Tom Cruise reprises his role as Lee Child’s enigmatic hero in a sequel that fails to hit the ground running.
Whether he’s evading an entourage of ineffective hitmen, being flirty-professional with an attractive female co-conspirator, or simply trying to connect with his is she/isn’t she daughter, Jack Reacher can’t catch a break. In this enjoyably naff and wholly inconsequential sequel to Christopher McQuarrie’s 2012 actioner, our hero is once again depicted as a good guy with a difficult past, a self-styled ex-general turned drifter who relies on his easy charm and keen instinct to squirm his way out of trouble. And that’s it. No backstory, no discernible character arc, no reason to keep watching.
Of course, as with Ethan Hunt, Reacher’s appeal lies in his enigma, but continuously playing to Cruise’s strengths is to ignore those of Lee Child’s literary creation. What this film plainly lacks is nuance. In one scene Reacher and Cobie Smulder’s scorned Major track a junkie war veteran to a crack den in New Orleans, where an opportunity to do something more with the titular protagonist is missed. Given his murky military background, one available reading of Reacher’s constant snooping and increasingly paranoid, violent behaviour is that he is suffering from PTSD.

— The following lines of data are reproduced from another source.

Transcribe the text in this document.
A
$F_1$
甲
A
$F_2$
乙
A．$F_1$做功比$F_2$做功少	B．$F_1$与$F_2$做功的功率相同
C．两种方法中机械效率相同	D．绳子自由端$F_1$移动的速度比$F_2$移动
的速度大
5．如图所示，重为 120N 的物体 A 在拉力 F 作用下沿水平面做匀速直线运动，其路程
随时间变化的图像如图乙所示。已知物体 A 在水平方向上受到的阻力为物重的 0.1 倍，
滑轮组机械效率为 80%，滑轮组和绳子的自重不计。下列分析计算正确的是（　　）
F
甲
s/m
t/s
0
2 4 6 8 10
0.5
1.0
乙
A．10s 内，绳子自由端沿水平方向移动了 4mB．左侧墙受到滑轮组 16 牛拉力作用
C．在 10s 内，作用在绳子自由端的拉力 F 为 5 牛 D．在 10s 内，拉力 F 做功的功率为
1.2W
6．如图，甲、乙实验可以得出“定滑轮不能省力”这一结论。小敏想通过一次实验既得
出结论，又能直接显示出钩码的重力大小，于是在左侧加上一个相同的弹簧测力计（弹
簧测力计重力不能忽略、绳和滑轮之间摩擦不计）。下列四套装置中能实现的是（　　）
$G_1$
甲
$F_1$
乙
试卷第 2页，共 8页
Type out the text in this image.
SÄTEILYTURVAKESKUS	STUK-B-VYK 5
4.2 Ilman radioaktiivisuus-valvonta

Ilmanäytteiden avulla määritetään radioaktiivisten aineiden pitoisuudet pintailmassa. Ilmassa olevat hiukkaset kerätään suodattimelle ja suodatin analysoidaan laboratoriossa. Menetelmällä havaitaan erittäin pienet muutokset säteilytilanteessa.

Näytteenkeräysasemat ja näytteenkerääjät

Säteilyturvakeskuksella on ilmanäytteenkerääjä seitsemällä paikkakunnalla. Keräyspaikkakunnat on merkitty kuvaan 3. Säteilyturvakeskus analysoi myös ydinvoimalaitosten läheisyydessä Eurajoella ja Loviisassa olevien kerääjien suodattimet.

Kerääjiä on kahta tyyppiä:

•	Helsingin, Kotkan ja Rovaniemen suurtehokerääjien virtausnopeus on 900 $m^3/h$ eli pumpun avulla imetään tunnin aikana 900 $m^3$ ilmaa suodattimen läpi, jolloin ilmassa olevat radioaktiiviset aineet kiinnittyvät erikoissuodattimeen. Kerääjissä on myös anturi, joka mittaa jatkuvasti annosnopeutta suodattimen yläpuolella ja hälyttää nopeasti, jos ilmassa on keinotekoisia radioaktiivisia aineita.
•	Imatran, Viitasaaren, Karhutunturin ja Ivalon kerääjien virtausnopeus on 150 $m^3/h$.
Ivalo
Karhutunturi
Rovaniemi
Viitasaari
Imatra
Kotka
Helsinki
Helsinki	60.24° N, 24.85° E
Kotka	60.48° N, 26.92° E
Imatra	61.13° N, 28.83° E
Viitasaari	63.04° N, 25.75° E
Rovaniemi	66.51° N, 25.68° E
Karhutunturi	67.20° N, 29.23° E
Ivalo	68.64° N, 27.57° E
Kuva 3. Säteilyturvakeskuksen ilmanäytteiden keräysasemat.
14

In an alternate fan theory version of Jack Reacher: Never Go Back, the layers of Reacher’s complex nature might be peeled back to reveal a socially maladjusted fugitive in desperate need of help. Not here though – director Edward Zwick, abetted by co-writers Richard Wenk and Marshall Herskovitz and, yes, even Cruise, makes no attempt to explore the character’s psychological make-up or provide deeper meaning. Indeed, the only real insight we get into his psyche arrives late on via an oddly homoerotic undertow, when Patrick Heusinger’s chiselled alpha-assassin decides to make things uncomfortably personal.
On a more positive note, there’s plenty to like about Danika Yarosh’s feisty performance as Samantha Dayton, despite the fact that she’s sorely wasted in a tedious daddy-daughter subplot that’s clumsily shoehorned in before eventually being resolved in the most anticlimactic manner imaginable. She even gets to deliver the film’s best line, at one point repeating an unfavourable description of Reacher as “a big hero and a total asshole.” Apt, but still a fairly weak substitute for actual characterisation.
After two Jack Reachers and at least two too many Mission: Impossibles, there’s a special kind of viewer fatigue that comes from watching Cruise leg it around after some vaguely corrupt organisation (in this case a munitions supplier named Parasource) for two hours. As an action star, there’s no denying that he still has what it takes – it’s the routine itself that is suddenly starting to look leaden-footed.